After 13 years of service, Starbucks decided I was no longer needed, and I was part of the 1,100 who were laid off. In pop culture, the five stages of grief are typically stated as denial, anger, bargaining, depression, and acceptance.
There really was no denial. The generic “Your role has been eliminated” left no room for denial. There was no “Could this be a mistake?” or “Is there another Eddie Wang?” It was easy to reach the conclusion: “Yeah, you are it.”
Anger is the clearest and most persistent stage. It is still an ongoing process for me to figure out if I should be angry at myself, management, or the company as a whole. There’s anger at being discarded, anger at the sudden change in company culture, and anger at myself for believing it was anything other than a profit-making vehicle.
There was no real bargaining stage, except for some discussions with colleagues over the question, “Would you ever go back?” and the even more depressing conclusion, “What are we even going back to?”
Depression is truly what this whole grieving process is about. Sadness is the one word that can sum up this entire experience so far. It’s as simple as that, and as complicated as that.
Acceptance is the destination stage of this process. I am not sure what that will be like. One day, if I find another job where I can continue my career with the same level of satisfaction and fulfillment, maybe I will be able to look back and accept what happened.
It took me a little bit of time to determine the title of this post. “Breakup” sounds overly dramatic, but it’s fitting because This American Life recently republished this all-time great story. The feelings are strangely similar. If you have never listened to it, do yourself a favor and download it. https://www.thisamericanlife.org/339/break-up
Finally, thinking back, what will I choose to remember about my time at Starbucks? I went through thousands of photos I have related to the time I have been with the company and decided to post the one above.

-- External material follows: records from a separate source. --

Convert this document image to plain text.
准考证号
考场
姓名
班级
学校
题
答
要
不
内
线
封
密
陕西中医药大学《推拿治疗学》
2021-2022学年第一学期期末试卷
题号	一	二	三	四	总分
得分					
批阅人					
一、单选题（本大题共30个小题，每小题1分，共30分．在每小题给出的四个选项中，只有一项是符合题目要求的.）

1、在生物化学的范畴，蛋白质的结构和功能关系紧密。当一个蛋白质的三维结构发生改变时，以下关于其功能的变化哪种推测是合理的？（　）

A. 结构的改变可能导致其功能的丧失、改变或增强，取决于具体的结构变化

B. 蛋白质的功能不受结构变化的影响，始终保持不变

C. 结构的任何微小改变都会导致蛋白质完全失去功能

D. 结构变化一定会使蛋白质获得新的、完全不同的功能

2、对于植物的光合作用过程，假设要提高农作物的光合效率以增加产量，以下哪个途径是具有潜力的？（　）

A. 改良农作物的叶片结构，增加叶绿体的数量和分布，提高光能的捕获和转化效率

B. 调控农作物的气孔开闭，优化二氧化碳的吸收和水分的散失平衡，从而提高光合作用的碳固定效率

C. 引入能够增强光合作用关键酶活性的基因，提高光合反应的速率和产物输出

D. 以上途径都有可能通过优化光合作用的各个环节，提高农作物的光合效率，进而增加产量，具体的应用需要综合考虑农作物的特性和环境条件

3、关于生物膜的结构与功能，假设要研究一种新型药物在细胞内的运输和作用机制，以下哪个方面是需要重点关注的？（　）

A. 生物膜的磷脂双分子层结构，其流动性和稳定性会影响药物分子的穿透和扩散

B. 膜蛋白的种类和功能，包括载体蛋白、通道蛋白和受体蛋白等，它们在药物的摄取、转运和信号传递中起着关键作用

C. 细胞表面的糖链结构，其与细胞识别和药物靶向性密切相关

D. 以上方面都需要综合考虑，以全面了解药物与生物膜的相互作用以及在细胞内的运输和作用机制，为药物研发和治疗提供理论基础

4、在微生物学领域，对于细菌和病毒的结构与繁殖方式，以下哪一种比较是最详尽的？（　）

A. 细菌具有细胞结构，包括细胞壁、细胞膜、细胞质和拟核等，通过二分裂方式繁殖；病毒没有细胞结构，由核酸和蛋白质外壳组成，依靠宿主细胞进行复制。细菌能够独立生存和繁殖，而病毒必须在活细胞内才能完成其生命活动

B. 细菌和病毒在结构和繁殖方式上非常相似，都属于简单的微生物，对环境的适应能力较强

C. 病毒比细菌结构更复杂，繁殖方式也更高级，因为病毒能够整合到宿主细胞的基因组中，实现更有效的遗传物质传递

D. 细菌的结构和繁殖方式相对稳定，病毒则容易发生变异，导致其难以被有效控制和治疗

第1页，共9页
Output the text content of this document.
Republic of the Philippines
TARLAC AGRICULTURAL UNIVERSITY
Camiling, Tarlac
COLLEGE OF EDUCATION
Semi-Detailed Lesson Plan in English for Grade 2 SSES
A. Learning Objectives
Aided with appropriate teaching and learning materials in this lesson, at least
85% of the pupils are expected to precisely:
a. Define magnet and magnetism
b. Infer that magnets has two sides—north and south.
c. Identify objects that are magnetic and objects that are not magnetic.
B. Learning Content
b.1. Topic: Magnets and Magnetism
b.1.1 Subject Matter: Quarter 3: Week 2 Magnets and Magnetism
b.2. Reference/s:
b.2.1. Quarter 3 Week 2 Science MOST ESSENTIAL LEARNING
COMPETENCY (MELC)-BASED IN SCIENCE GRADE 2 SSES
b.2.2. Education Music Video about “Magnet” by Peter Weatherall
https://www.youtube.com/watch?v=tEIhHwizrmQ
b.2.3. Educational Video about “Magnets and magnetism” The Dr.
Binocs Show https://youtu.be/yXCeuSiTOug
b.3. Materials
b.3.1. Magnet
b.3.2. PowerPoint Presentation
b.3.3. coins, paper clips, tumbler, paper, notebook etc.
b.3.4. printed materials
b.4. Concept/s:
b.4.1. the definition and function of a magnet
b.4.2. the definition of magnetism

It was 2018, and I was in Shanghai to finish up one of my projects. It was also during the company party for the Chinese New Year, and there was a wall where partners could sign and write a message about the company.
For me, it was “peak Starbucks.” The Shanghai Roastery had just opened, and the company was fully engaged in the expansion and elevating the brand phase.
Professionally, I was taking on more of a leadership role, starting to represent teams with stakeholders. Most importantly, it was the time when I started to allow myself to think, “I am onto something. I can see myself ending my career here.” In a way, it was the beginning of the end.
This really isn’t the post I wanted to write, but I need to write it, just for myself. The post I was planning to write is still coming. It will be about my preparation for the Taiwan trip with Kai. That’s still happening, and in many ways, it couldn’t come at a better time.